Jordan Wells / TheHoosier.com
Sophomore cornerback A’Shon Riggins’ first start of his Indiana football career included an interception against then-No. 2 Ohio State at Ohio Stadium in Columbus.
Not bad for a true freshman.
To get to that point, though, he had to earn the trust of his position coach, Brandon Shelby. That trust earned him a start opposite redshirt senior Rashard Fant at the other boundary corner position in each of the Hoosiers’ final seven regular season games last year.
Now Riggins is working on maintaining that level of trust in a competitive cornerbacks room this spring.
“I’m understanding football a little bit more,” Riggins said. “With me having to start last year and learn the defense a little faster, now that we’re reinstalling everything it’s easy to me now. Everything’s going pretty smooth.”
In addition to that interception, the Hamilton [Ohio] High School product recorded 37 total tackles and a forced fumble while starting in 8 of the 12 games he played in last season.
To earn the right to have those opportunities as a true freshman, Riggins had to build trust with Shelby. Riggins’ athleticism – he was a two-sport athlete who played both basketball and football at Hamilton – coming out of high school would not be enough.
Earning that trust, according to Shelby, requires adhering to two key rules.
“Do what you say what you’re going to do, and don’t lie to me,” Shelby said. “From there, him learning his assignments. That’s how you play at Ohio State as a true freshman.”
Shelby also praised Riggins’ ability to quickly adjust to a new role, one that came out of necessity.
Now, the key is to build off that, according to Shelby. But doing so won’t be easy.
For one, there’s the two rules Shelby has about earning trust. Then there’s his other rule about who gets to play.
“He had some great attributes at the end of the year, but that’s last year,” Shelby said. “My rule is, the best two people are going to play, and if he isn’t one of the best two people, he won’t be starting. Nothing’s promised to you, but he’s earned the right to go into spring as a starter.”
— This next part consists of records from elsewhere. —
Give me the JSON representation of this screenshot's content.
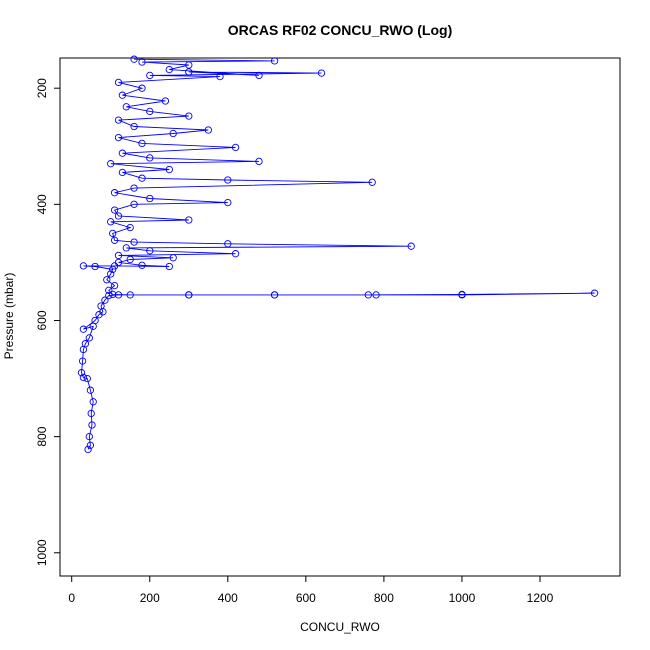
{
  "chart_data": {
    "type": "line",
    "title": "ORCAS RF02 CONCU_RWO (Log)",
    "xlabel": "CONCU_RWO",
    "ylabel": "Pressure (mbar)",
    "xlim": [
      -30,
      1405
    ],
    "ylim": [
      1040,
      148
    ],
    "y_axis_inverted": true,
    "x_ticks": [
      0,
      200,
      400,
      600,
      800,
      1000,
      1200
    ],
    "y_ticks": [
      200,
      400,
      600,
      800,
      1000
    ],
    "grid": false,
    "legend": "none",
    "line_color": "#0000ff",
    "marker": "open-circle",
    "series": [
      {
        "points": [
          [
            42,
            822
          ],
          [
            48,
            815
          ],
          [
            45,
            800
          ],
          [
            52,
            780
          ],
          [
            50,
            760
          ],
          [
            55,
            740
          ],
          [
            48,
            720
          ],
          [
            40,
            700
          ],
          [
            30,
            698
          ],
          [
            25,
            690
          ],
          [
            28,
            670
          ],
          [
            30,
            650
          ],
          [
            35,
            640
          ],
          [
            45,
            630
          ],
          [
            55,
            610
          ],
          [
            30,
            615
          ],
          [
            60,
            600
          ],
          [
            70,
            590
          ],
          [
            80,
            585
          ],
          [
            75,
            575
          ],
          [
            85,
            565
          ],
          [
            95,
            557
          ],
          [
            120,
            556
          ],
          [
            300,
            556
          ],
          [
            520,
            556
          ],
          [
            780,
            556
          ],
          [
            1000,
            556
          ],
          [
            1340,
            553
          ],
          [
            1000,
            555
          ],
          [
            760,
            556
          ],
          [
            520,
            556
          ],
          [
            300,
            556
          ],
          [
            150,
            556
          ],
          [
            105,
            555
          ],
          [
            95,
            548
          ],
          [
            110,
            540
          ],
          [
            90,
            530
          ],
          [
            100,
            520
          ],
          [
            105,
            512
          ],
          [
            60,
            507
          ],
          [
            30,
            506
          ],
          [
            110,
            506
          ],
          [
            250,
            507
          ],
          [
            180,
            505
          ],
          [
            120,
            500
          ],
          [
            150,
            495
          ],
          [
            260,
            492
          ],
          [
            120,
            488
          ],
          [
            420,
            485
          ],
          [
            200,
            480
          ],
          [
            140,
            475
          ],
          [
            870,
            472
          ],
          [
            400,
            468
          ],
          [
            160,
            465
          ],
          [
            110,
            462
          ],
          [
            105,
            450
          ],
          [
            150,
            440
          ],
          [
            100,
            430
          ],
          [
            300,
            427
          ],
          [
            120,
            420
          ],
          [
            110,
            410
          ],
          [
            160,
            400
          ],
          [
            400,
            397
          ],
          [
            200,
            390
          ],
          [
            110,
            380
          ],
          [
            160,
            372
          ],
          [
            770,
            362
          ],
          [
            400,
            358
          ],
          [
            180,
            355
          ],
          [
            130,
            345
          ],
          [
            250,
            340
          ],
          [
            100,
            330
          ],
          [
            480,
            326
          ],
          [
            200,
            320
          ],
          [
            130,
            312
          ],
          [
            420,
            302
          ],
          [
            180,
            295
          ],
          [
            120,
            285
          ],
          [
            260,
            278
          ],
          [
            350,
            272
          ],
          [
            160,
            266
          ],
          [
            120,
            255
          ],
          [
            300,
            248
          ],
          [
            200,
            240
          ],
          [
            140,
            232
          ],
          [
            240,
            222
          ],
          [
            130,
            212
          ],
          [
            180,
            200
          ],
          [
            120,
            190
          ],
          [
            380,
            180
          ],
          [
            200,
            178
          ],
          [
            640,
            174
          ],
          [
            300,
            172
          ],
          [
            480,
            178
          ],
          [
            250,
            168
          ],
          [
            300,
            160
          ],
          [
            180,
            155
          ],
          [
            520,
            153
          ],
          [
            160,
            150
          ]
        ]
      }
    ]
  }
}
Seattle Seahawks quarterback Russell Wilson once said “separation is in the preparation,” and it is through preparation that Riggins appears to be trying to set himself apart and keep that starting job.
In working with Shelby this spring, the two have prioritized widening the scope of Riggins’ knowledge of the defense.
“It’s just breaking down film a little bit more in meetings than we did last year,” Riggins said. “Understanding the scheme, understanding why we’re doing things on defense. Instead of the way just the corners work, the way maybe the safeties and the huskies work and some of the linebackers, stuff that helps with the secondary too as well. So instead of simplifying it down to the just the corner position, we’re starting to stretch our minds and understand the whole thing.”
Earning the trust of his position coach and the rest of his coaching staff came quickly and afforded him the opportunity to fill in for an injured teammate. Ask Riggins, and he’ll say the chance to play as a true freshman was expected going all the way back to his recruitment.
Riggins wanted to go to a school where he could play right away, and recognized IU provided the best opportunity for him to achieve that feat.
That same forward thinking led to the seven starts that followed, as Riggins was “hungry” for more chances.
“I came up to Coach Shelby, and I was like, ‘man, I really want that boundary position,’” Riggins said. “I think from then on, he realized I was really hungry to play on the field.”
If he continues with the same approach to his preparation this spring, there’s sure to be more chances for him to satisfy that appetite.